The Terminator is a slasher masterpiece in sci-fi drag: it’s a time travel movie that ponders the ethics of abortion, but it’s fundamentally about a big, scary, violent man who just won’t stop trying to kill the other characters. Arnie and Linda Hamilton are brilliant throughout, obviously, but I want to single out a particular scene because it’s a real showcase for the comparatively undersung Michael Biehn. The third-act encounter between Sarah and Kyle, during which they conceive the future saviour of humanity, is one of my favourite sex scenes in cinema. It’s so layered for something that could easily just be tablesetting for the plot. The characters’ vulnerability and desperation is so affecting that you really believe this fumbling between basic strangers could actually mean something profound to them. That’s probably an odd thing to focus on in, y’know, The Terminator, but it’s stuck with me all year.”
Ciara: “There’s something just better about westerns, I can’t explain it. A great western is a special thing. And Unforgiven is a great western.
Unforgiven was Clint Eastwood’s last western. (So far!) So many westerns feel like they’re about the end of things, but Unforgiven feels that way even more so: Eastwood plays a widowed pig farmer who used to be a ruthless gunslinger, and when an opportunity to do one last job comes along, he takes it. ‘I ain’t like that no more,’ he says when his old partner (Morgan Freeman) tells stories of the man he used to be – the kind of man you might find in the westerns that made Eastwood famous – yet here he is, riding out to kill again.
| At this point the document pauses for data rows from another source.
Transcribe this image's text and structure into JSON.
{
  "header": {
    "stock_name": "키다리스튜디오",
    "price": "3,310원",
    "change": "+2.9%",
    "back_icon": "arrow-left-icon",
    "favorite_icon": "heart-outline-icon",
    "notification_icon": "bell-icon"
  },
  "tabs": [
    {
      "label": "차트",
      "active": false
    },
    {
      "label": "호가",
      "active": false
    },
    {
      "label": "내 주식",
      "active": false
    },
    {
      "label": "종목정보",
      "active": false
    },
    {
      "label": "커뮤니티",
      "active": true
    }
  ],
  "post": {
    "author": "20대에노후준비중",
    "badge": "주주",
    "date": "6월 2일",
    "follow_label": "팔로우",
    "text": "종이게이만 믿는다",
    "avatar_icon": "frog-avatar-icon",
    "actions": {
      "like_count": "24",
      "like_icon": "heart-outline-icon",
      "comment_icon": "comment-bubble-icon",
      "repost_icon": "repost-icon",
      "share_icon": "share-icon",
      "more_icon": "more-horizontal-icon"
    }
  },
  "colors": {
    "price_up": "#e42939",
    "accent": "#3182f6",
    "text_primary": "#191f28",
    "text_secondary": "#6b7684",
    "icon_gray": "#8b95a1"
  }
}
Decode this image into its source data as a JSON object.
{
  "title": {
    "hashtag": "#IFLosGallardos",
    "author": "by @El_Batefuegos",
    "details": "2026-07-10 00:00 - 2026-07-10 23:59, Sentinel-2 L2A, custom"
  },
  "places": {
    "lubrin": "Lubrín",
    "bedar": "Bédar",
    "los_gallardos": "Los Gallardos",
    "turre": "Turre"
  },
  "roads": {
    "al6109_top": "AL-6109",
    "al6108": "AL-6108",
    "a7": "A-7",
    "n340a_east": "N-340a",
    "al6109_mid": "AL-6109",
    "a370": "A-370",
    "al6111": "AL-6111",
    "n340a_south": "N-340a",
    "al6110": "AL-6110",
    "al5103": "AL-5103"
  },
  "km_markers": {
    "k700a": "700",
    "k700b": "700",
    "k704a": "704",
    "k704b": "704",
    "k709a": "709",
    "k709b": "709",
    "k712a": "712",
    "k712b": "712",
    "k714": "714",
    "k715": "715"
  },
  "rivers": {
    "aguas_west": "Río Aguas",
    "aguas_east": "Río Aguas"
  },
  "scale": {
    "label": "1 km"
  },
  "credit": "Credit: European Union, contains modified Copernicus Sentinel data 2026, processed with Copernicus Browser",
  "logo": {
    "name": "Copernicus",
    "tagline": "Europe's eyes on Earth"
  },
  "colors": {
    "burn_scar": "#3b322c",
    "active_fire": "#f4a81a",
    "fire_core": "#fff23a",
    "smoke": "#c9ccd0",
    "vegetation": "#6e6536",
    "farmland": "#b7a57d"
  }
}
It’s an extraordinarily melancholy film about ageing, the weight of our past, and more than anything, violence. The film has a deep moral concern for how violence affects both the perpetrator and the afflicted. Violence has a weight in Unforgiven that it rarely has on-screen: a scene where a man bleeds out, asking for water while he dies slowly, is haunting. Befitting the western genre, it’s also about the mythmaking around violence. A minor character is a biographer of heroes of the wild west: first he’s a hilarious meta-joke, and then, something much more sinister.”
Dean: “I enjoyed but didn’t connect all that much with the first two Wes Anderson films I saw, The Royal Tenenbaums and Fantastic Mr. Fox. There was something distant or withholding about them. I understood all the emotional beats but they didn’t reach me the way I expected. It made me think Wes Anderson was a director whose films I’d only ever admire, not love. But then I watched Rushmore.
Like The Catcher in the Rye, a book it clearly owes a huge debt, Rushmore takes its characters’ pain at face value, even as it motivates them to say and do extremely silly things. The sequence where pretentious boarding school student Max (Jason Schwartzman) and his steel magnate mentor Herman (Bill Murray) pull an increasingly dangerous series of tit-for-tat ‘pranks’ on each other – culminating in a murder attempt – made me laugh so hard I cried.
Olivia Williams, one of my favourite actresses, is absolutely wonderful as the kind, thoughtful schoolteacher they both love. Her character is by far the most grounded in the film and, in such a wacky film, the straight man role could easily have left her stuck in the background. But even as Schwartzman and Murray deliver two career-great performances, Williams shines through. Rushmore is a lovely, sad, very funny film about love and grief and depression. I can’t wait to watch it again.”